Nor is Romney a bailout artist.  After his success at Bain Capital, he was recruited (back) to Bain & Company, where he had started his business career (and which had helped get Bain Capital started), with the purpose of rescuing that now failing company.  He restructured the company and its cost structure and returned it to profitability within a year—without need of bailout funding from any source.

Education:  Governor Romney has stressed that the Federal government legitimately can play only a limited role in the education of our children, not the massively intrusive role of the current (and recent) administrations.

Romney also supports school choice and, within the current tax system (as opposed to a flat tax, or the tax system proposed by Herman Cain), a tax credit for the expenses incurred by those who prefer home schooling to the current failures of our public school systems.  Also, as Governor of Massachusetts, he has vetoed legislation that would have hindered the growth of charter schools.

Finally, Romney favors immersion in English for our immigrants, rather than committing scarce funding and resources to bi-lingual education.

Flip-Flops: For all his reputation as a flipper, he doesn’t seem to be afraid to take a stand.  The Left likes to conflate his evolution of policy with flip-flop, and sometimes they’re right.  But sometimes they’re wrong.  His positions on abortion and on Romneycare are examples.  He’s made no bones about the evolution of his views on abortion: as a private citizen, he could view the matter from the outside and take an abortion-tolerant position; however, once he became governor and had to face this matter of life directly, his position evolved.  On the matter of Romneycare, he makes no bones of his belief that this program was—and is—right for Massachusetts, but that it’s not right for every state, nor is it right for the federal government to impose it.   A flipper changes positions with the political winds; that’s a different behavior than a position legitimately evolving—and not changing back.  Romney’s position on these matters—whether we agree or disagree with him—is quite clear and steady.

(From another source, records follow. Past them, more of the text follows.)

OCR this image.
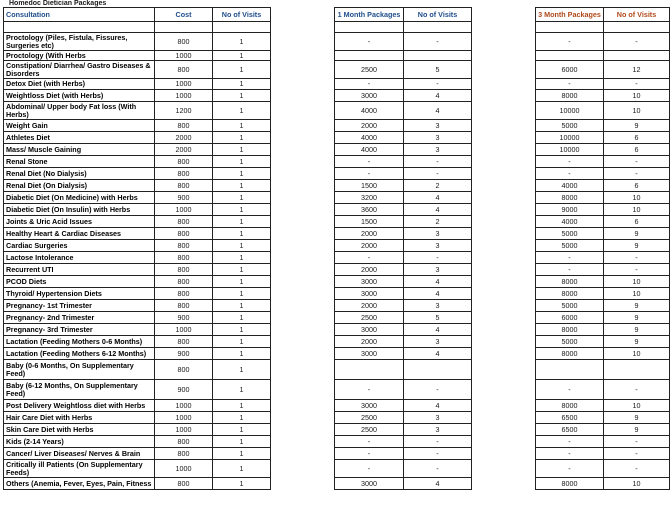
Homedoc Dietician Packages
Consultation	Cost	No of Visits		1 Month Packages	No of Visits		3 Month Packages	No of Visits

Proctology (Piles, Fistula, Fissures, Surgeries etc)	800	1		-	-		-	-
Proctology (With Herbs	1000	1						
Constipation/ Diarrhea/ Gastro Diseases & Disorders	800	1		2500	5		6000	12
Detox Diet (with Herbs)	1000	1		-	-		-	-
Weightloss Diet (with Herbs)	1000	1		3000	4		8000	10
Abdominal/ Upper body Fat loss (With Herbs)	1200	1		4000	4		10000	10
Weight Gain	800	1		2000	3		5000	9
Athletes Diet	2000	1		4000	3		10000	6
Mass/ Muscle Gaining	2000	1		4000	3		10000	6
Renal Stone	800	1		-	-		-	-
Renal Diet (No Dialysis)	800	1		-	-		-	-
Renal Diet (On Dialysis)	800	1		1500	2		4000	6
Diabetic Diet (On Medicine) with Herbs	900	1		3200	4		8000	10
Diabetic Diet (On Insulin) with Herbs	1000	1		3600	4		9000	10
Joints & Uric Acid Issues	800	1		1500	2		4000	6
Healthy Heart & Cardiac Diseases	800	1		2000	3		5000	9
Cardiac Surgeries	800	1		2000	3		5000	9
Lactose Intolerance	800	1		-	-		-	-
Recurrent UTI	800	1		2000	3		-	-
PCOD Diets	800	1		3000	4		8000	10
Thyroid/ Hypertension Diets	800	1		3000	4		8000	10
Pregnancy- 1st Trimester	800	1		2000	3		5000	9
Pregnancy- 2nd Trimester	900	1		2500	5		6000	9
Pregnancy- 3rd Trimester	1000	1		3000	4		8000	9
Lactation (Feeding Mothers 0-6 Months)	800	1		2000	3		5000	9
Lactation (Feeding Mothers 6-12 Months)	900	1		3000	4		8000	10
Baby (0-6 Months, On Supplementary Feed)	800	1						
Baby (6-12 Months, On Supplementary Feed)	900	1		-	-		-	-
Post Delivery Weightloss diet with Herbs	1000	1		3000	4		8000	10
Hair Care Diet with Herbs	1000	1		2500	3		6500	9
Skin Care Diet with Herbs	1000	1		2500	3		6500	9
Kids (2-14 Years)	800	1		-	-		-	-
Cancer/ Liver Diseases/ Nerves & Brain	800	1		-	-		-	-
Critically ill Patients (On Supplementary Feeds)	1000	1		-	-		-	-
Others (Anemia, Fever, Eyes, Pain, Fitness	800	1		3000	4		8000	10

Finally, here’s Romney’s take on taking a stand in the context of vetoes, including those he knows he can’t sustain, courtesy of The New York Times:

[P]eople used to say to me…“Governor, you’ve had a lot of vetoes and a lot of them get overridden. Most of them get overridden. That weakens your power.” I said, “Baloney. I want people to know what I stand for. And I’m going to veto items even if that 85% [Democratic] legislature goes out and spends it, I’m going to veto it to make sure people know what is right and what is wrong for the leadership in our state.”

Communication: Romney is an effective communicator who can clearly present his positions, and he can debate well.  As I’ve written elsewhere in this series, the best ideas in the world have no value if they can’t be offered in a coherent manner.